Herr Kollege Wiese, Sie haben gerade zu Recht gesagt, dass eine Reform der Schiedsgerichtsverfahren auch von den Sozialdemokraten deshalb angestrebt wird, weil die Passagen, die bei TTIP vorgesehen sind, auch aus Ihrer Sicht nicht befriedigend sind. Gleichzeitig gibt es aber im CETA-Vertragstext Passagen zu Schiedsgerichtsverfahren. Hier wird gesagt: Nur noch im Rahmen eines Legal Scrubbing wird etwas geändert. Wird die SPD-Fraktion einem CETA-Vertragstext zustimmen, wo diese Schiedsgerichtsverfahren noch enthalten sind und damit US-Firmen über ihre Dependancen in Kanada weiterhin die Schiedsgerichtsverfahren gegen Deutschland anstrengen können?

(Beifall bei der LINKEN – Klaus Ernst [DIE LINKE]: Das ist eine ganz entscheidende Frage!)

Ich komme gerne darauf zu sprechen. Einmal bitte ich Sie, zur Kenntnis zu nehmen, dass auch in den reformierten ISDS-Verfahren, sowohl das Abkommen mit Singapur als auch das CETA-Abkommen betreffend, die klassische Klagemöglichkeit von Briefkastenfirmen

(Bärbel Höhn [BÜNDNIS 90/DIE GRÜNEN]: Das habe ich nicht gesagt!)

– lassen Sie mich aussprechen –, die in allen vorherigen Abkommen stand, herausgenommen worden ist. Das ist die erste Feststellung.

(Beifall bei der SPD und der CDU/CSU -Bärbel Höhn [BÜNDNIS 90/DIE GRÜNEN]: Davon habe ich nicht gesprochen!)

Den zweiten Punkt, den Sie ansprechen, kann ich aus Sicht der Opposition voll und ganz verstehen. Sie möchten gerne wissen, ob am heutigen Tag feststeht, ob wir Ja oder Nein sagen. Ich kann das nachvollziehen. Das ist Ihr gutes Recht.

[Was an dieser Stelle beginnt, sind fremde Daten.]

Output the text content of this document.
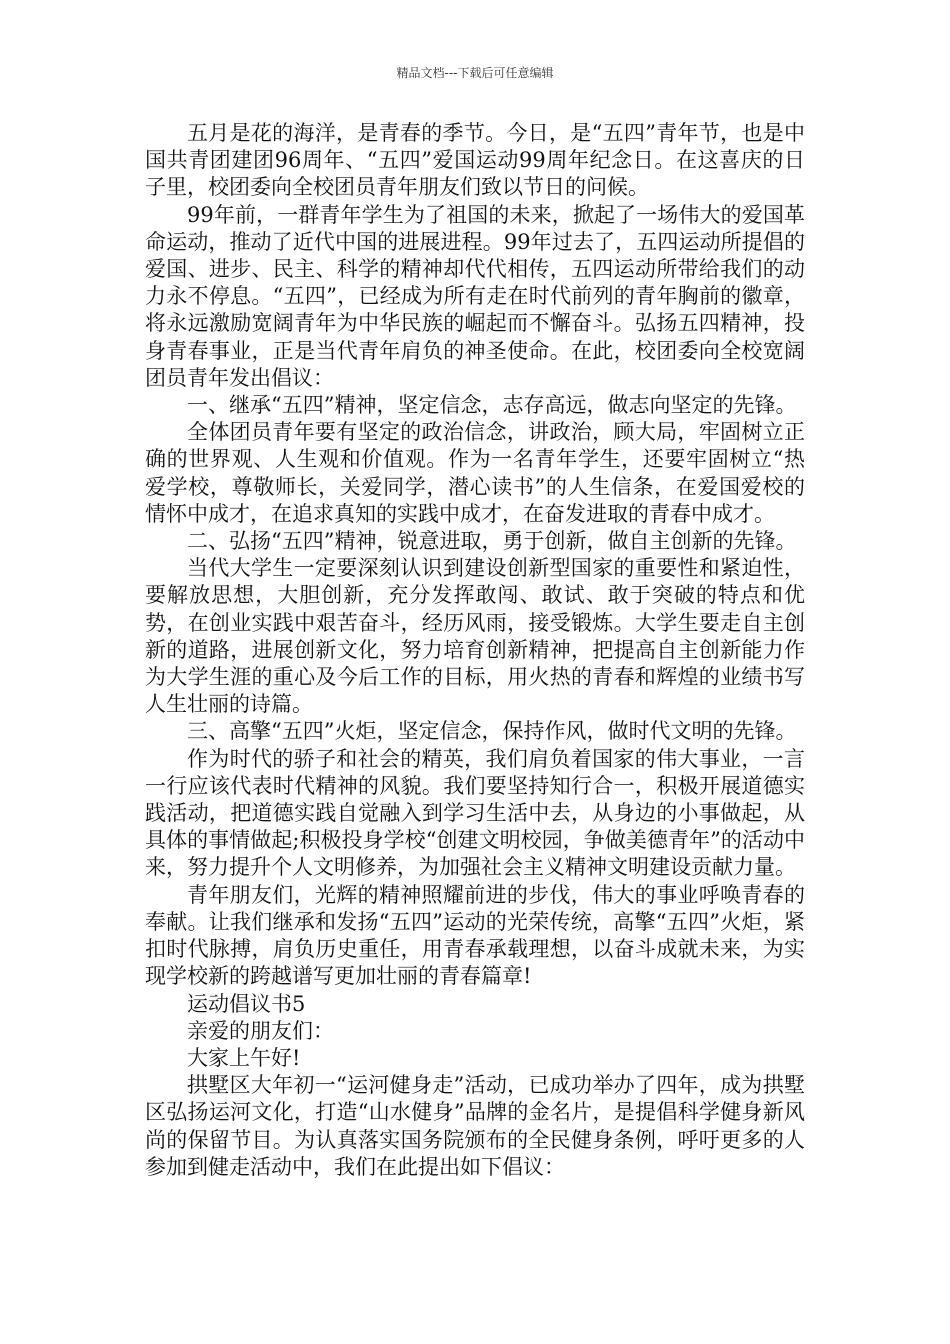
精品文档---下载后可任意编辑

五月是花的海洋，是青春的季节。今日，是“五四”青年节，也是中国共青团建团96周年、“五四”爱国运动99周年纪念日。在这喜庆的日子里，校团委向全校团员青年朋友们致以节日的问候。

99年前，一群青年学生为了祖国的未来，掀起了一场伟大的爱国革命运动，推动了近代中国的进展进程。99年过去了，五四运动所提倡的爱国、进步、民主、科学的精神却代代相传，五四运动所带给我们的动力永不停息。“五四”，已经成为所有走在时代前列的青年胸前的徽章，将永远激励宽阔青年为中华民族的崛起而不懈奋斗。弘扬五四精神，投身青春事业，正是当代青年肩负的神圣使命。在此，校团委向全校宽阔团员青年发出倡议：

一、继承“五四”精神，坚定信念，志存高远，做志向坚定的先锋。

全体团员青年要有坚定的政治信念，讲政治，顾大局，牢固树立正确的世界观、人生观和价值观。作为一名青年学生，还要牢固树立“热爱学校，尊敬师长，关爱同学，潜心读书”的人生信条，在爱国爱校的情怀中成才，在追求真知的实践中成才，在奋发进取的青春中成才。

二、弘扬“五四”精神，锐意进取，勇于创新，做自主创新的先锋。

当代大学生一定要深刻认识到建设创新型国家的重要性和紧迫性，要解放思想，大胆创新，充分发挥敢闯、敢试、敢于突破的特点和优势，在创业实践中艰苦奋斗，经历风雨，接受锻炼。大学生要走自主创新的道路，进展创新文化，努力培育创新精神，把提高自主创新能力作为大学生涯的重心及今后工作的目标，用火热的青春和辉煌的业绩书写人生壮丽的诗篇。

三、高擎“五四”火炬，坚定信念，保持作风，做时代文明的先锋。

作为时代的骄子和社会的精英，我们肩负着国家的伟大事业，一言一行应该代表时代精神的风貌。我们要坚持知行合一，积极开展道德实践活动，把道德实践自觉融入到学习生活中去，从身边的小事做起，从具体的事情做起;积极投身学校“创建文明校园，争做美德青年”的活动中来，努力提升个人文明修养，为加强社会主义精神文明建设贡献力量。

青年朋友们，光辉的精神照耀前进的步伐，伟大的事业呼唤青春的奉献。让我们继承和发扬“五四”运动的光荣传统，高擎“五四”火炬，紧扣时代脉搏，肩负历史重任，用青春承载理想，以奋斗成就未来，为实现学校新的跨越谱写更加壮丽的青春篇章!

运动倡议书5

亲爱的朋友们：

大家上午好!

拱墅区大年初一“运河健身走”活动，已成功举办了四年，成为拱墅区弘扬运河文化，打造“山水健身”品牌的金名片，是提倡科学健身新风尚的保留节目。为认真落实国务院颁布的全民健身条例，呼吁更多的人参加到健走活动中，我们在此提出如下倡议：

Nur: Die neue kanadische Regierung hat vor einer Woche die Arbeit aufgenommen. Wir waren gestern zu Gesprächen in Brüssel. Auch wir haben mit den Kolleginnen und Kollegen des Europäischen Parlaments gesprochen. Ich bin guter Dinge, dass wir in dem sich noch bis Ostern 2016 hinziehenden sogenannten Legal-Scrubbing-Verfahren – Frau Dröge, ich teile Ihnen den Zeitplan gern mit; schließlich haben Sie vorhin gesagt, Sie wüssten davon nichts – noch zu punktuellen Veränderungen kommen.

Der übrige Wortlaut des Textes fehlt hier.